И именно в тот день встретил Тату.
Он зашел в полупустой вагон – к десяти вечера народ рассосался – и плюхнулся на свободное место. Напротив сидела девушка. Никитин вздрогнул и уставился на нее. Она, заметив его взгляд, равнодушно посмотрела на него, как на мебель или фонарный столб, и во взгляде ее читалось сплошное презрение.
Смутившись, Никитин все равно продолжал пялиться. Девушка обдала его насмешливым взглядом, фыркнула, демонстративно поднялась с места и направилась к двери, на выход.
Никитин, сбросив оцепенение, бросился вслед за ней. Только бы не упустить! Но девушка в голубой кружевной кофте исчезла, растворилась в толпе. Он бросился к эскалатору и тут наконец увидел ее и заторопился, почти побежал, чтобы снова не потерять. Настиг он ее на улице, но подойти не решился, просто отправился следом с пересохшим от волнения ртом, и сердце его колотилось как набат – бух, бух, бух. Крался осторожно, оглядываясь, как заправский шпион. Ну или как полный дурак.
Спустя много лет, когда их семейная жизнь окончательно развалилась и порядком осточертела им обоим, но в первую очередь ему самому, он вспоминал этот день и их первую встречу.
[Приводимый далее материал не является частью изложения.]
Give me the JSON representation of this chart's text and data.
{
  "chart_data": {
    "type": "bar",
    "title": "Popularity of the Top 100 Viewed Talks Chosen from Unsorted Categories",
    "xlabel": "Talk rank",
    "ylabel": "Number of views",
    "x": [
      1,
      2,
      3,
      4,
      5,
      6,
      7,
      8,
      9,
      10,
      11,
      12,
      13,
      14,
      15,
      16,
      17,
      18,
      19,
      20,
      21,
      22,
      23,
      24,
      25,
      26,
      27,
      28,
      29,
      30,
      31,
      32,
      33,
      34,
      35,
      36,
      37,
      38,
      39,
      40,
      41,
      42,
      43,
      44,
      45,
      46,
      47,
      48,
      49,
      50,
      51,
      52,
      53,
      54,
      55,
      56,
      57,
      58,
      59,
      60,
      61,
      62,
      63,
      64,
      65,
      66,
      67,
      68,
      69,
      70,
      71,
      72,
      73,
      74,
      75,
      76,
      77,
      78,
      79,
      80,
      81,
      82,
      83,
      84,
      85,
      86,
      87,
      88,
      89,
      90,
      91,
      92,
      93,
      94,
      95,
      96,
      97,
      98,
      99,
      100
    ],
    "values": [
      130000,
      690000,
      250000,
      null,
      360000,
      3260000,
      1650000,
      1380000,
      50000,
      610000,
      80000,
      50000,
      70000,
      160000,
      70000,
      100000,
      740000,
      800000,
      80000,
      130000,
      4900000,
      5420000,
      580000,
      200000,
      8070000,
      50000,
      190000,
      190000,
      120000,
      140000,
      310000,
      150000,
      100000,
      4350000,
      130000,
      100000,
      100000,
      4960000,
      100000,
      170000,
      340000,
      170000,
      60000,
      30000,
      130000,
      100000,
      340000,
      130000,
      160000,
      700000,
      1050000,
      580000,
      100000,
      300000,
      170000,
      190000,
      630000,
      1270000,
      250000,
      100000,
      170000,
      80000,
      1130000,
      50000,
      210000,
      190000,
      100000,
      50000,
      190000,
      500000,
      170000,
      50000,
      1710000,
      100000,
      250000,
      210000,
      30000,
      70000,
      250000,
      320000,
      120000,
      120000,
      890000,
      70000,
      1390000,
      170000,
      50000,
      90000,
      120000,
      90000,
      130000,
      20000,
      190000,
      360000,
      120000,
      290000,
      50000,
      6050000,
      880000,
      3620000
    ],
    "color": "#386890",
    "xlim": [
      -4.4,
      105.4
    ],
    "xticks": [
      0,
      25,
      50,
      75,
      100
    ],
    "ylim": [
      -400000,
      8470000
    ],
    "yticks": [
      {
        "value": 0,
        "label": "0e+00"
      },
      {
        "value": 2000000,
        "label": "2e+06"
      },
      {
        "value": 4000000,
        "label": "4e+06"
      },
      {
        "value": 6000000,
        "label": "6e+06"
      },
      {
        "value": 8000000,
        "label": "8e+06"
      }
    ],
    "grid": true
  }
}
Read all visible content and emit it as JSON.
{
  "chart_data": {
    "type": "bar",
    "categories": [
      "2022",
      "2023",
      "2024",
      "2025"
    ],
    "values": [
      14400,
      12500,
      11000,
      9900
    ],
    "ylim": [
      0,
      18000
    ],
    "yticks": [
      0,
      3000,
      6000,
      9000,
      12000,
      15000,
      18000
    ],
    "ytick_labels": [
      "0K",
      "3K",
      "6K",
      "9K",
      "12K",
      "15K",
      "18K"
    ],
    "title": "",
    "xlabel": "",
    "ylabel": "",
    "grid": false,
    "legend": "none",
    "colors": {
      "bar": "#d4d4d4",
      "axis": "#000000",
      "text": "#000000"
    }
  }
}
Глядя на нынешнюю Тату, отекшую и словно разбухшую, он силился вспомнить ту девочку в голубой кружевной распашонке и в джинсах, в джинсовых сабо с вышитыми цветочками, полногрудую, светлоглазую, с копной волнистых густых волос, с насмешливым взглядом, уверенную в себе, невозможно уверенную москвичку. Но помнилось плохо. Прошло много времени, и все слилось, перемешалось в голове. Слишком много было всего, плохого и даже ужасного, нелепого и страшного? Да. Очень уж дурацкой, нелепой и несчастливой получилась их совместная жизнь. А тогда она и вправду была хороша. Не зря же он завелся.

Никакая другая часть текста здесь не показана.